Researchers at the University of Münster analyzed brain scans of more than 100 people aged 18 to 60 admitted to hospital on depression-related charges, each receiving inpatient treatment for a major depressive episode. They then compared the scans to the patients’ responses to a 25-point questionnaire relating to the severity of their depression and any abuse they may have had as a child, whether that abuse was physical, emotional, or sexual. The results have been published in Lancet Psychiatry.
In sum, the researchers found that those who had reported abuse had developed smaller insular cortexes on average than those who had not. This is an important discovery, they say, because, among other things, the insular cortex is involved in emotional regulation and self-awareness. Hence, it is these structural changes to the brain that they believe increases the chances of relapse later on.
Out of the original pool of 110 patients, 75 had relapsed within a two-year period – 48 experiencing one additional episode, 7 experiencing two, and six experiencing three. The remaining 14 had a remission period of two months or less, which meant they were put down as having chronic depression.
The researchers found that maltreatment in childhood was "significantly associated" with depression after the two-year follow up. Indeed, based on the results of this study, it could raise the risk of relapse by as much as 35 percent.
"Our findings add further weight to the notion that patients with clinical depression who were mistreated as children are clinically distinct from non-maltreated patients with the same diagnosis," lead author Nils Opel, from the University of Münster, Germany, said in a statement.
"Given the impact of the insular cortex on brain functions such as emotional awareness, it's possible that the changes we saw make patients less responsive to conventional treatments. Future psychiatric research should therefore explore how our findings could be translated into special attention, care and treatment that could improve patient outcomes."
Previous studies have linked childhood abuse with changes to brain structure or found associations between abuse and increased depression risk. But this appears to be the first to directly link abuse and brain structural alterations with unfavourable clinical outcomes in severe depression – and to also suggest the physical changes or limbic scars that may be involved.

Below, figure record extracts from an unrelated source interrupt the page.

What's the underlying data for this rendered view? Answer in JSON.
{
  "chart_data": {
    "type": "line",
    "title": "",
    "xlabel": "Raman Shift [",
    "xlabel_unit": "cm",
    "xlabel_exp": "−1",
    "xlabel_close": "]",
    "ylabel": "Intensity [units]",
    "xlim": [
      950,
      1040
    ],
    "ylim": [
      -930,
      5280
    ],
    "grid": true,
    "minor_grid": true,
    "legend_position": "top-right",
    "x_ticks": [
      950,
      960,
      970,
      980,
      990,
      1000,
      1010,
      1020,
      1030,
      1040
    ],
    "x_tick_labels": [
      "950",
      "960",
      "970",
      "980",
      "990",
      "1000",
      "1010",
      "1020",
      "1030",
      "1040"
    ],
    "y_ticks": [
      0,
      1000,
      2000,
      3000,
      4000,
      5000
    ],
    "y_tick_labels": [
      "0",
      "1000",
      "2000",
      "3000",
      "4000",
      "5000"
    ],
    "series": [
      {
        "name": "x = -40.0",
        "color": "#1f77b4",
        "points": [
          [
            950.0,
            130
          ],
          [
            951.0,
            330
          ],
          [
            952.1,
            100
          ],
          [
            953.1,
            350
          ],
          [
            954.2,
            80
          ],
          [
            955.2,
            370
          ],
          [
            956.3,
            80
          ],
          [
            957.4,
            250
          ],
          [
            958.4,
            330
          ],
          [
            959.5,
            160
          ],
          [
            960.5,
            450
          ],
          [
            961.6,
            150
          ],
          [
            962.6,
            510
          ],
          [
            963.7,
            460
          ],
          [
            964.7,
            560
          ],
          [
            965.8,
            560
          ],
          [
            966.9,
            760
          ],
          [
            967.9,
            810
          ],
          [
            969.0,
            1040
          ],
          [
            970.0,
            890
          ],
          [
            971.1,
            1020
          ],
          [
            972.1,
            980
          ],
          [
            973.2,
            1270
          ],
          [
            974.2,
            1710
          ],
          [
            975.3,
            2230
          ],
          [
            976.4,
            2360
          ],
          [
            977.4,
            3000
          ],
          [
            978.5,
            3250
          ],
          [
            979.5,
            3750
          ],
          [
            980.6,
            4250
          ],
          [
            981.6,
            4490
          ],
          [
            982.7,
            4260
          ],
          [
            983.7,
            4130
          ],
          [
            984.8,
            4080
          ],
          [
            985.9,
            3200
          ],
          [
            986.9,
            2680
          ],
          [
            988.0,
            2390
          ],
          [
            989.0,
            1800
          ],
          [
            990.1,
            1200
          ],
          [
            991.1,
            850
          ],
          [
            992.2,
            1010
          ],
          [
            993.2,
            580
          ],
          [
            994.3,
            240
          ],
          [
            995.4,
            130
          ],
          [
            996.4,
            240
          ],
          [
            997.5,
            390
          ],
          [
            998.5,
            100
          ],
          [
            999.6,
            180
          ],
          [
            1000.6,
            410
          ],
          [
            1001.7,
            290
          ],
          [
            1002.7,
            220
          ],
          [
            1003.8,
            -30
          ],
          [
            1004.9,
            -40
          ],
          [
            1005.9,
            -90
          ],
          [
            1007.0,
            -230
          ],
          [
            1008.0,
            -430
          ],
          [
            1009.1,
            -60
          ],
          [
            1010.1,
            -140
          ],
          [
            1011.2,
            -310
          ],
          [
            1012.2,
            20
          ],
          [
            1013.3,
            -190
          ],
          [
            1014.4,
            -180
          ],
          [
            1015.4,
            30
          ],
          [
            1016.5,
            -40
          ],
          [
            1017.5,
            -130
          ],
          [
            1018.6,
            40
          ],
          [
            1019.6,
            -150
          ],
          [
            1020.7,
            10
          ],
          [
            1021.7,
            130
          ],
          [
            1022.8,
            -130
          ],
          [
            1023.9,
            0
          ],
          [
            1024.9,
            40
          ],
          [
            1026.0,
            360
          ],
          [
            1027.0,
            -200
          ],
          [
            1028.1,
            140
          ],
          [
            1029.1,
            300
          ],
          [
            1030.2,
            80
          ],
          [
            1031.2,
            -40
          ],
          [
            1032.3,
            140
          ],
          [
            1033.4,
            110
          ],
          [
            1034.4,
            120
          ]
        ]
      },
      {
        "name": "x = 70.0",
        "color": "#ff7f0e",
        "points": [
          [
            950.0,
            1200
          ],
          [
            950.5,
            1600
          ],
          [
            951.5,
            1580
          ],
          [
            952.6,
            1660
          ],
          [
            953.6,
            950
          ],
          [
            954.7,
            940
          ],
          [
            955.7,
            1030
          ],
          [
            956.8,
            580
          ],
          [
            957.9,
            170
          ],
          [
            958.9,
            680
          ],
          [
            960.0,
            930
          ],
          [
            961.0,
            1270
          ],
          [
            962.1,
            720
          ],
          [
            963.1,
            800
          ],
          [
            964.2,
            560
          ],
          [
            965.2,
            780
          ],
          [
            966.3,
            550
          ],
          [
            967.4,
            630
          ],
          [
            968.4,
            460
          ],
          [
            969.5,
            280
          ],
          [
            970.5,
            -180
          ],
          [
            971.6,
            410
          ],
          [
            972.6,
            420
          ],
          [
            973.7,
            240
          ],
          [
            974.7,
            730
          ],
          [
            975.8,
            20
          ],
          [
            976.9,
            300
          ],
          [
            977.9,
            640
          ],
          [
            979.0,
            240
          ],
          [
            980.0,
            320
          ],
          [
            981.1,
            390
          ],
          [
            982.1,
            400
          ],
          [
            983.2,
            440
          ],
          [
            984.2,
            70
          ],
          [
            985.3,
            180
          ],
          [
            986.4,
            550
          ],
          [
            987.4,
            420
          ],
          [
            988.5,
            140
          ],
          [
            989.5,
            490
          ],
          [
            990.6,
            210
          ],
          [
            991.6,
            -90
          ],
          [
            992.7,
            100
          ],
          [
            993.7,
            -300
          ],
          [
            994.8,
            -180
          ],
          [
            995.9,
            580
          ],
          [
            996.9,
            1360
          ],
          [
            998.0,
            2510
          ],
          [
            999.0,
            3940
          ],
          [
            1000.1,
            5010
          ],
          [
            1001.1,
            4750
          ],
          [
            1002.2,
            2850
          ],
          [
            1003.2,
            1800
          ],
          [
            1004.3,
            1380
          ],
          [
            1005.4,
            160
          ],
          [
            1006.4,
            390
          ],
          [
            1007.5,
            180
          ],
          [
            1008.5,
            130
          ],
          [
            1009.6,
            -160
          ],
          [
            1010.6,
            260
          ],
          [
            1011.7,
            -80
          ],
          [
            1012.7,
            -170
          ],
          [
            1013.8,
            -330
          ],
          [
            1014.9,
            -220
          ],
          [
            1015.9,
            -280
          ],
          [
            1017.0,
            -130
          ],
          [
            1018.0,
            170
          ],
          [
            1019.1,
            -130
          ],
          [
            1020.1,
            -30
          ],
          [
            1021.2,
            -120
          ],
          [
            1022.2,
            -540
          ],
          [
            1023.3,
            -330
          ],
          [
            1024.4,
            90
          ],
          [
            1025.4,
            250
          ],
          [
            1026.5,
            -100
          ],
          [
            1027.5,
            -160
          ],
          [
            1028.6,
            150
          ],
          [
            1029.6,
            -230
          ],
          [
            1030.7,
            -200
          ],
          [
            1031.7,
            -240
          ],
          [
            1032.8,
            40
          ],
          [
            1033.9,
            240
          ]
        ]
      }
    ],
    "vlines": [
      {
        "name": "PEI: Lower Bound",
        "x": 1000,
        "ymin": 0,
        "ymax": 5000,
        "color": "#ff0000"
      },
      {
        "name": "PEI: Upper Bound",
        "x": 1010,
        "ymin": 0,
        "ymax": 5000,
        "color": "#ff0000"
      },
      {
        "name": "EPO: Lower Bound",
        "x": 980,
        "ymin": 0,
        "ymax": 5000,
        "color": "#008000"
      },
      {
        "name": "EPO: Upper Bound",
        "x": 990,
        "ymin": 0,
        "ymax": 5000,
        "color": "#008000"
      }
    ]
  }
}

That's not to say it doesn't have its limitations, not least that the experiences of childhood abuse and depressive symptoms were self-reported and retrospective. Psychotherapeutic treatment was also not standardized across patients, so the team can't rule out the possibility that differing forms of treatment may have biased their findings. The study also didn't account for trauma people may have experienced in their adult life. The researchers acknowledge more work need to be done.
"A key remaining question is whether, in the sample investigated in the study by Opel and colleagues, the observed reduction in insular surface area reflects a stable trait or normalizes over time with remission of depression, since in their previous study the researchers only reported how longitudinal changes in cortical thickness – but not surface area – fluctuate with depression relapse," Lianne Schmaal from the University of Melbourne, Australia, wrote in a linked comment.
"[This] study is an important contribution to our knowledge of mechanisms that confer risk for depression relapse. A better understanding of these mechanisms is crucial to develop or improve risk-adapted interventions for people susceptible to a worse long-term clinical outcome."